Coming from a traditional XP and Agile background, the current AI developer landscape can feel incredibly hollow because tools like Copilot or Cursor treat the model as a glorified editor plugin or autocomplete box. If you value open source, local-first computing, and deterministic control, modern tooling shouldn't be about finding a better IDE extension but treating the AI as an independent operator that sits completely outside the text editor.

I built an entire local-first sovereign agentic stack on Linux that completely replaces the IDE-centric model with a terminal control plane called Hyperia. Hyperia is a terminal emulator with a decoupled agent sidecar that hooks directly into standard protocols like the Model Context Protocol.

https://deepbluedynamics.com

Instead of just reading passive text buffers, it monitors discrete command lifecycle events across your shell sessions and web panes, catching stack traces as your test suite runs like a true pair-programming partner. To make this safe and reproducible, you cannot let an LLM run arbitrary, side-effect-heavy tool calls directly on your host machine.

This is handled by Nemesis, a container orchestration runtime that acts as a secure, session-persistent sandbox for the agentic workspace. When an agent writes code or touches system files, it executes inside an isolated Docker container, keeping the host operating system completely pristine.

For data-heavy tasks like parsing local markdown files or indexing an entire photo archive, you should avoid proprietary cloud vector databases. This stack uses Shivvr, a local semantic search engine that handles chunking and inverted vector embeddings entirely on your own hardware so your data never leaves your laptop.

Finally, the extraction, ingestion, and scraping of local docs or web sources is handled by Grub, an automated, high-speed crawler that feeds structured data back into the system. Modern tooling shouldn't mean chaining yourself to a proprietary cloud SaaS platform.

By exposing standard Unix primitives like files, shells, and local compilers to an API, sandboxing the environment in a container, and letting a local agent orchestrate the workspace, the cloud-vendor magic fades away and actual sovereign software engineering takes over.

All of this is a WIP but I use it every day to work on it.
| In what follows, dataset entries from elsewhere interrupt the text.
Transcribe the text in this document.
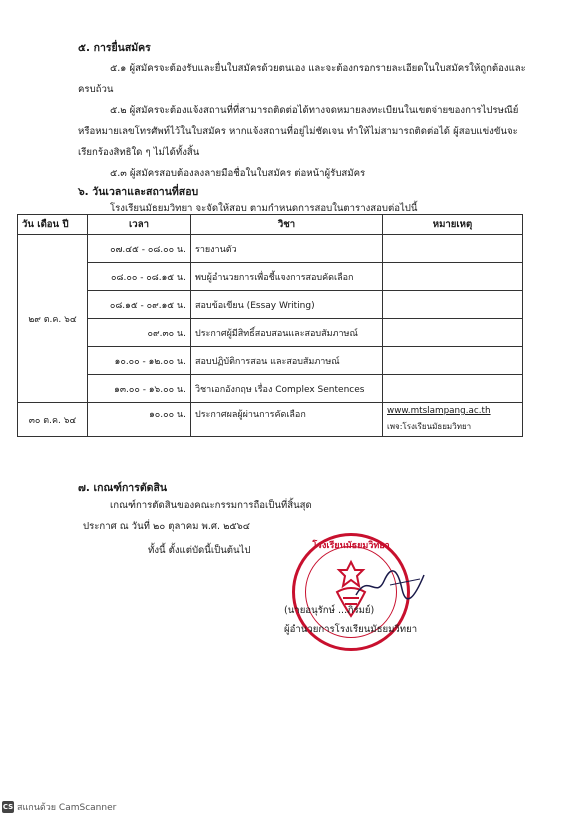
๕. การยื่นสมัคร
๕.๑ ผู้สมัครจะต้องรับและยื่นใบสมัครด้วยตนเอง และจะต้องกรอกรายละเอียดในใบสมัครให้ถูกต้องและ
ครบถ้วน
๕.๒ ผู้สมัครจะต้องแจ้งสถานที่ที่สามารถติดต่อได้ทางจดหมายลงทะเบียนในเขตจ่ายของการไปรษณีย์
หรือหมายเลขโทรศัพท์ไว้ในใบสมัคร หากแจ้งสถานที่อยู่ไม่ชัดเจน ทำให้ไม่สามารถติดต่อได้ ผู้สอบแข่งขันจะ
เรียกร้องสิทธิใด ๆ ไม่ได้ทั้งสิ้น
๕.๓ ผู้สมัครสอบต้องลงลายมือชื่อในใบสมัคร ต่อหน้าผู้รับสมัคร
๖. วันเวลาและสถานที่สอบ
โรงเรียนมัธยมวิทยา จะจัดให้สอบ ตามกำหนดการสอบในตารางสอบต่อไปนี้
วัน เดือน ปี	เวลา	วิชา	หมายเหตุ
๒๙ ต.ค. ๖๔	๐๗.๔๕ - ๐๘.๐๐ น.	รายงานตัว	
	๐๘.๐๐ - ๐๘.๑๕ น.	พบผู้อำนวยการเพื่อชี้แจงการสอบคัดเลือก	
	๐๘.๑๕ - ๐๙.๑๕ น.	สอบข้อเขียน (Essay Writing)	
	๐๙.๓๐ น.	ประกาศผู้มีสิทธิ์สอบสอนและสอบสัมภาษณ์	
	๑๐.๐๐ - ๑๒.๐๐ น.	สอบปฏิบัติการสอน และสอบสัมภาษณ์	
	๑๓.๐๐ - ๑๖.๐๐ น.	วิชาเอกอังกฤษ เรื่อง Complex Sentences	
๓๐ ต.ค. ๖๔	๑๐.๐๐ น.	ประกาศผลผู้ผ่านการคัดเลือก	www.mtslampang.ac.th
เพจ:โรงเรียนมัธยมวิทยา
๗. เกณฑ์การตัดสิน
เกณฑ์การตัดสินของคณะกรรมการถือเป็นที่สิ้นสุด
ประกาศ ณ วันที่ ๒๐ ตุลาคม พ.ศ. ๒๕๖๔
ทั้งนี้ ตั้งแต่บัดนี้เป็นต้นไป	โรงเรียนมัธยมวิทยา
(นายอนุรักษ์ ...ภิรมย์)
ผู้อำนวยการโรงเรียนมัธยมวิทยา
CS สแกนด้วย CamScanner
https://deepbluedynamics.com/blog/sovereign-architecture

sivapa about 9 hours ago |

VS Code + Claude Code (or Gemini CLI) + GitHub + Docker + FastAPI/Python, using an AI-assisted workflow where I plan features, generate code, write tests, review/refactor everything manually, and then deploy.

UKPakiRapeParty about 8 hours ago |

[dead]

ath3nd about 7 hours ago |

I tried stuff like Claude and Codex and I ended up using the same as always: vim and Intellij.